A Lyft driver meets a transit customer.

The worldwide strike by Uber and Lyft drivers could have affected some of the transit service in Denton County on Wednesday, but by midday, DCTA officials announced they had suffered no interruptions.

The Denton County Transportation Authority has a 2-year-old contract with Lyft to serve a tiny fraction of its ridership. Officials pledged Wednesday to let riders know whether they expected any disruptions.

“DCTA is working with Lyft to ensure service runs as smooth as possible during today’s Uber and Lyft strike,” officials said.

Highland Village riders can use Lyft to get from home to the train station or across town. And after University of North Texas buses return to the yard at the end of the day, students can get a late-night ride home through Lyft. Through the contract, DCTA reimburses Lyft up to $10 per ride.

Lyft contract representatives did not answer specific questions related to its contract with DCTA, including whether it had formally notified DCTA of the potential disruption or how many Denton County drivers had signed out of the phone application Wednesday.

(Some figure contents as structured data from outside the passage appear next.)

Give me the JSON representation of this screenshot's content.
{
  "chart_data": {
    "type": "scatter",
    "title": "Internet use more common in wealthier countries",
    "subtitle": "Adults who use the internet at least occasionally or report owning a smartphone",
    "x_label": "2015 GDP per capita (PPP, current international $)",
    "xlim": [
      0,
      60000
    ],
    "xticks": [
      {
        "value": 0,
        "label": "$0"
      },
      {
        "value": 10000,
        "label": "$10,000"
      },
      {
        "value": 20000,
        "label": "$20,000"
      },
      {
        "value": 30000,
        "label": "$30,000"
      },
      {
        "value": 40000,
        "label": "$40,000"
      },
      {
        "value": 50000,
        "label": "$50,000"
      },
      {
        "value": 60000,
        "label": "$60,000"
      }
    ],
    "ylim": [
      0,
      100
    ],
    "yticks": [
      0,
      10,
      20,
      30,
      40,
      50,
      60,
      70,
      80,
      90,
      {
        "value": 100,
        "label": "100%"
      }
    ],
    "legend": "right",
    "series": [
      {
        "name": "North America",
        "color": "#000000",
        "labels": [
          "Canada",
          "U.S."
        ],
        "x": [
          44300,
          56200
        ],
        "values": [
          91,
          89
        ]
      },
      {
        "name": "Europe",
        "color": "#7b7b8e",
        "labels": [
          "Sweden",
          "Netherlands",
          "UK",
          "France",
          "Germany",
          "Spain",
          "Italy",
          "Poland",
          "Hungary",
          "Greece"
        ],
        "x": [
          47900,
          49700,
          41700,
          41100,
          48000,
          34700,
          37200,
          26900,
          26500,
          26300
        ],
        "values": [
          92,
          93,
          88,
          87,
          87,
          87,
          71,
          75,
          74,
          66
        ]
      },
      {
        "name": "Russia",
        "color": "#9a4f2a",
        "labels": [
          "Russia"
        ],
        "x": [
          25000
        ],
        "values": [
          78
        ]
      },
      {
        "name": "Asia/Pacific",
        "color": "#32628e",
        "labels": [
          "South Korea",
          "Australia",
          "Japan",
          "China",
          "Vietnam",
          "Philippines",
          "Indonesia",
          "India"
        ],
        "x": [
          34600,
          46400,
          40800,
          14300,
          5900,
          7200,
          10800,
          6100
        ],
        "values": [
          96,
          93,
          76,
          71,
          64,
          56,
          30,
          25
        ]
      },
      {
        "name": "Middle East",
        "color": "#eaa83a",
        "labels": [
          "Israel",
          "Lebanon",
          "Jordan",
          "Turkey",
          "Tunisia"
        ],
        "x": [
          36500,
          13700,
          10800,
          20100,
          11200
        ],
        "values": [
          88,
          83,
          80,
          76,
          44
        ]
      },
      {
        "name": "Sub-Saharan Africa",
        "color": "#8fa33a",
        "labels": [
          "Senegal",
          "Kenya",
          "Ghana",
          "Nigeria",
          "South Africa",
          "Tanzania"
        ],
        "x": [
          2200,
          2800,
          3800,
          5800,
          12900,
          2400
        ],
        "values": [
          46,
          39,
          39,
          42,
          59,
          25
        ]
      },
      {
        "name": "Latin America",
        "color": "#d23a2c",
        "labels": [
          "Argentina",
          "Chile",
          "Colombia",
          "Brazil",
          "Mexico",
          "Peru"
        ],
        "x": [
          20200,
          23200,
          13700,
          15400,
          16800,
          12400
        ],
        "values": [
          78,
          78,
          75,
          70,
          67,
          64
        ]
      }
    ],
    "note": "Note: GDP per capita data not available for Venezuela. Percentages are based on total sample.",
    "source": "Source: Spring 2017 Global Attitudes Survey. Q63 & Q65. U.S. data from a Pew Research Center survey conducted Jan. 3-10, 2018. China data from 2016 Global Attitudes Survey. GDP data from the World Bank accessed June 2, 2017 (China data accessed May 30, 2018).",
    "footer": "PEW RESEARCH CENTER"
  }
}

Instead, the press office sent the same prepared statement it provided to other news media in the wake of the strike:

“Lyft drivers’ hourly earnings have increased 7% over the last two years, and they have earned more than $14 billion since we launched. Over 75 percent drive less than 10 hours a week to supplement existing jobs. On average, Lyft drivers earn more than $20 per hour. We know that access to flexible, extra income makes a big difference for millions of people, and we’re constantly working to improve how we can best serve our driver community.”

The protests arrived ahead of Uber’s initial public stock offering Friday. Uber hopes to raise $9 billion, putting the company’s valuation at more than $91 billion and possibly becoming one of the largest IPOs in the U.S.

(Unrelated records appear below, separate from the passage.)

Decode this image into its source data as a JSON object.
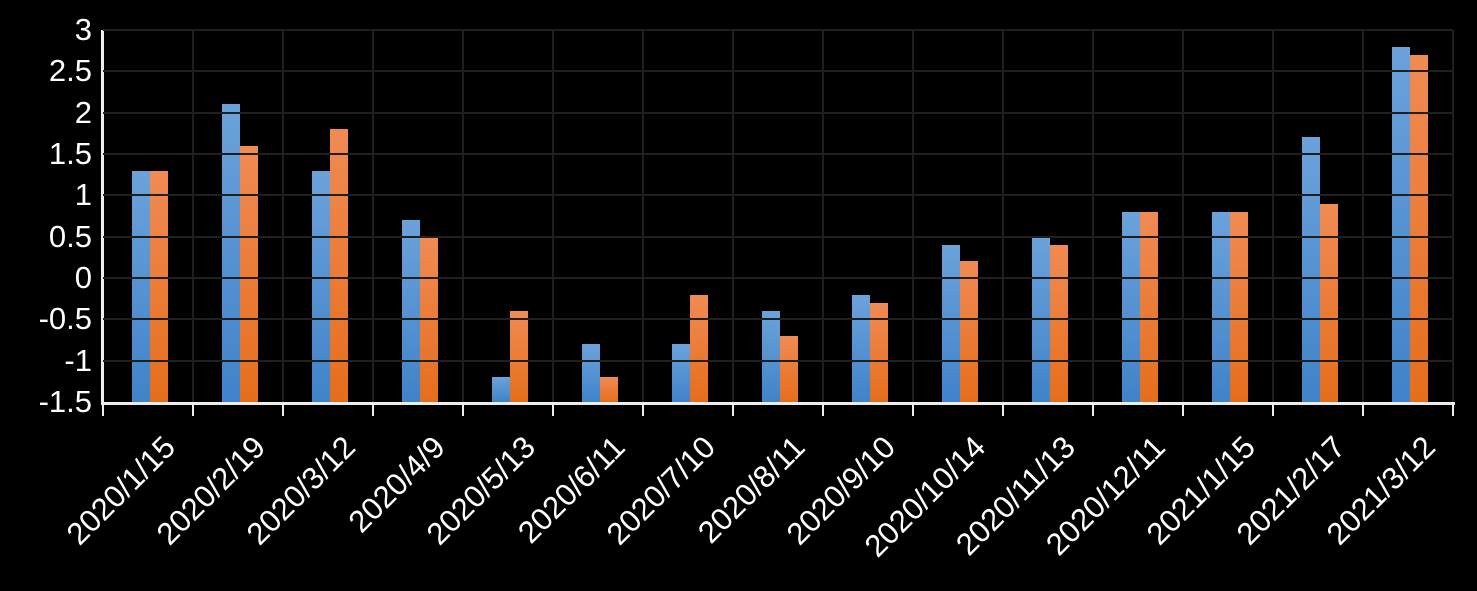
{
  "chart_data": {
    "type": "bar",
    "title": "",
    "xlabel": "",
    "ylabel": "",
    "categories": [
      "2020/1/15",
      "2020/2/19",
      "2020/3/12",
      "2020/4/9",
      "2020/5/13",
      "2020/6/11",
      "2020/7/10",
      "2020/8/11",
      "2020/9/10",
      "2020/10/14",
      "2020/11/13",
      "2020/12/11",
      "2021/1/15",
      "2021/2/17",
      "2021/3/12"
    ],
    "series": [
      {
        "name": "blue",
        "color": "#5B9BD5",
        "values": [
          1.3,
          2.1,
          1.3,
          0.7,
          -1.2,
          -0.8,
          -0.8,
          -0.4,
          -0.2,
          0.4,
          0.5,
          0.8,
          0.8,
          1.7,
          2.8
        ]
      },
      {
        "name": "orange",
        "color": "#ED7D31",
        "values": [
          1.3,
          1.6,
          1.8,
          0.5,
          -0.4,
          -1.2,
          -0.2,
          -0.7,
          -0.3,
          0.2,
          0.4,
          0.8,
          0.8,
          0.9,
          2.7
        ]
      }
    ],
    "ylim": [
      -1.5,
      3
    ],
    "yticks": [
      {
        "value": 3,
        "label": "3"
      },
      {
        "value": 2.5,
        "label": "2.5"
      },
      {
        "value": 2,
        "label": "2"
      },
      {
        "value": 1.5,
        "label": "1.5"
      },
      {
        "value": 1,
        "label": "1"
      },
      {
        "value": 0.5,
        "label": "0.5"
      },
      {
        "value": 0,
        "label": "0"
      },
      {
        "value": -0.5,
        "label": "-0.5"
      },
      {
        "value": -1,
        "label": "-1"
      },
      {
        "value": -1.5,
        "label": "-1.5"
      }
    ],
    "bar_baseline": -1.5,
    "grid": "horizontal-and-vertical",
    "legend": "none",
    "colors": {
      "background": "#000000",
      "gridline": "#1F1F1F",
      "axis_line": "#EDEDED",
      "tick_label": "#FFFFFF"
    }
  }
}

Driver demonstrations protested low wages and unstable working conditions in 10 U.S. cities, including Chicago, Los Angeles, New York, San Francisco and Washington, as well as in London and some other European cities. The disruptions appeared minimal, and many riders were able to hail a car.

It’s not the first time that app-hailed drivers have staged protests. Ahead of Lyft’s $2.34 billion IPO last month, drivers in Los Angeles, San Diego and other California cities demonstrated, though the disruption to riders appeared to be minimal then, too. Drivers in more cities participated in Wednesday’s protest.

Texas law does not allow public employees to strike. Dallas transit employees lost their seniority in 1980 after a strike there, according to Kenneth Day, president of Amalgamated Transit Union Local 1338.

The local union negotiates collective bargaining agreements for DCTA bus drivers. DCTA bus drivers can strike, but only under limited circumstances, Day said.

“Once we have a signed agreement, the employer agrees not to lock out employees and the union agrees not to strike,” Day said.

In other words, the only time DCTA risks a strike is when a collective bargaining agreement — typically a three-year term — expires.

The union’s agreement with First Transit and Transit Management of Denton County is expected to be transferred Friday to the North Texas Mobility Corporation. While NTMC is a government corporation that functions almost like a subsidiary of DCTA, the union expects to retain its collective bargaining rights including its right to strike with the transfer, Day said.

The Associated Press and The Washington Post contributed to this report.